Y-box-binding protein 1 (YB1) in breast carcinomas: relation to aggressive tumor phenotype and identification of patients at high risk for relapse.

AIMS

To investigate the expression pattern of Y-box-binding protein 1 (YB1) in breast carcinomas, its clinicopathological and prognostic value, and its association with the breast cancer stem cell phenotype [CD44(+)/CD24(-/low)].

METHODS AND RESULTS

Immunohistochemistry was performed on 225 paraffin embedded specimens of invasive breast carcinomas to detect the expression of the proteins YB1, ER, PR, HER2, p53, Ki67, bcl-2, CD44 and CD24. YB1 protein was detected in the nuclei, the cytoplasm and the stroma of the tumor cells.
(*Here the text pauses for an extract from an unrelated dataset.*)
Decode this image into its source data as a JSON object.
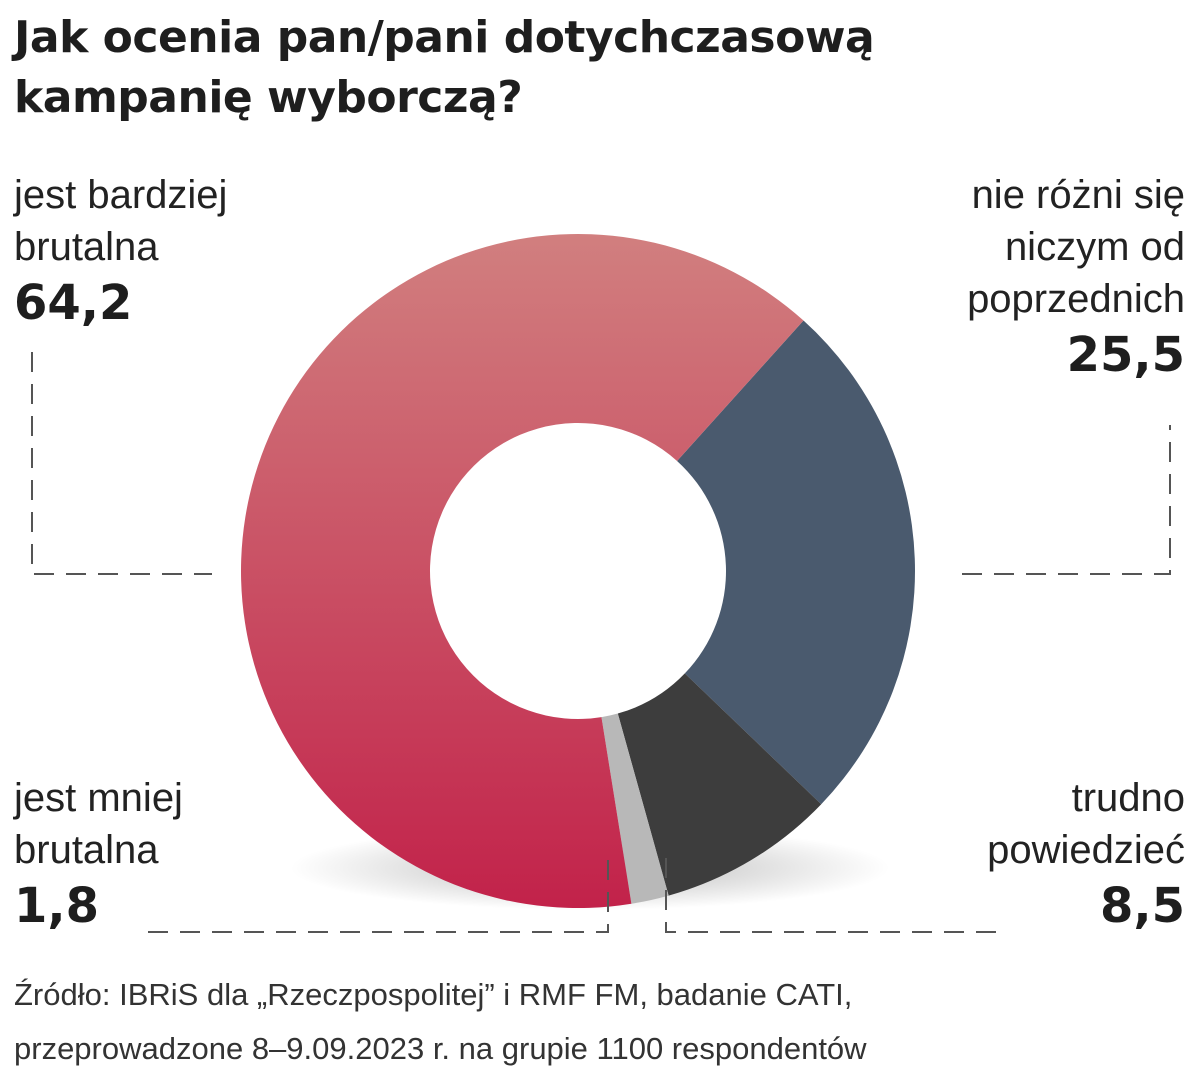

Cytoplasmic YB1 was detected more often in carcinomas of ductal type (p = 0.002), of higher nuclear grade (p < 0.001), with lack of ER expression (p = 0.002), positive expression of p53 and Ki67 (p = 0.002 and p = 022, respectively), and with present CD44(+)/CD24(-/low) breast cancer stem cells (p = 0.001), while its association with bcl-2 was found to be inverse (p = 0.042). Nuclear YB1 was found to exert unfavorable impact on the disease-free survival of the unselected patients (p = 0.05) and the patients having been subjected to adjuvant chemotherapy and radiotherapy (p = 0.036 and p = 0.05, respectively).

CONCLUSIONS

Cytoplasmic YB1 is associated with an aggressive and "stem cell-like" tumor phenotype, while nuclear localization discriminates patients at high risk for recurrence, especially those who are subjected to chemo- and radiotherapy.